Serial Diskusi yang bertajuk “Menelusuri Luka Bumi Palu” itu menghadirkan Muh. Tauhid, Divisi Advokasi JATAM Sulteng dan Kepala Bagian Operasi (Kabag Ops) Polresta Palu, Kompol Romy Gafur sebagai narasumber, serta puluhan jurnalis Kota Palu dengan berbagai latar belakang Organisasi Profesi Jurnalis.
Hasil diskusi sementara menunjukkan bahwa PETI telah menyebabkan kerusakan lingkungan yang parah di beberapa wilayah di Sulteng.
Muh. Tauhid menyebutkan bahwa pencemaran sungai, erosi tanah, dan hilangnya keanekaragaman hayati menjadi beberapa dampak buruk yang ditimbulkan.

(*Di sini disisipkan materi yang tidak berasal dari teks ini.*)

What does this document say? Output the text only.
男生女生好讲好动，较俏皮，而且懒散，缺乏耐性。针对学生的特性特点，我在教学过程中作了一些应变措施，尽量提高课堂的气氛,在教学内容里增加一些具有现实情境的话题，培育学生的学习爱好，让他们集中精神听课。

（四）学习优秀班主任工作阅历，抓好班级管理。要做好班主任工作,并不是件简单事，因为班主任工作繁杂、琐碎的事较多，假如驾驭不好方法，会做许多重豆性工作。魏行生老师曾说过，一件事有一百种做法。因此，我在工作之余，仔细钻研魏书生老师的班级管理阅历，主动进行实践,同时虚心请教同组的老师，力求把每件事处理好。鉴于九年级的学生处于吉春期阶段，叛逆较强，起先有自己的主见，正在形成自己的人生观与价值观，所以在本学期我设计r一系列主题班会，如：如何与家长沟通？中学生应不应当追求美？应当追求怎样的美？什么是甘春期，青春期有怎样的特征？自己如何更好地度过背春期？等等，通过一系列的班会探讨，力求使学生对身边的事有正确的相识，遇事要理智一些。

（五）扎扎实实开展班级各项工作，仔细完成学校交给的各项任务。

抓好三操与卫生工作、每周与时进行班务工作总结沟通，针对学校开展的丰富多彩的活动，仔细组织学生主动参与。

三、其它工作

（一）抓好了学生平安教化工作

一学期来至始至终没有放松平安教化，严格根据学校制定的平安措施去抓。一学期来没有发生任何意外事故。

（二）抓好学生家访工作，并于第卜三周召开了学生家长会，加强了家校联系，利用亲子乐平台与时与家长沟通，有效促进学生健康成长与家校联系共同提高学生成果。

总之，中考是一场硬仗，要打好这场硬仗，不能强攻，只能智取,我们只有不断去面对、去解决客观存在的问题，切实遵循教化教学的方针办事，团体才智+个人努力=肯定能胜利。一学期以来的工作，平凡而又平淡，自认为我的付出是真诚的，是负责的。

Selain itu, dampak PETI yang pernah terjadi di wilayah Sulteng juga ialah terjadinya konflik sosial antar masyarakat.
“Kami menemukan banyak bukti bahwa PETI tidak hanya merusak lingkungan, tetapi juga mengancam keselamatan dan kesejahteraan masyarakat, bahkan saat ini penambangan dilakukan pada badan sungai” ungkap Tauhid.
“Para penambang ilegal seringkali menggunakan bahan kimia berbahaya yang mencemari sumber air dan tanah, sehingga berdampak pada kesehatan masyarakat sekitar.” tambahnya
Ia menyebutkan bahwa wilayah yang paling terdampak adalah Parigi Moutong, yang memiliki beberapa lokasi penambangan ilegal, termasuk Kayuboko, Desa Air Panas, Buranga, dan lainnya.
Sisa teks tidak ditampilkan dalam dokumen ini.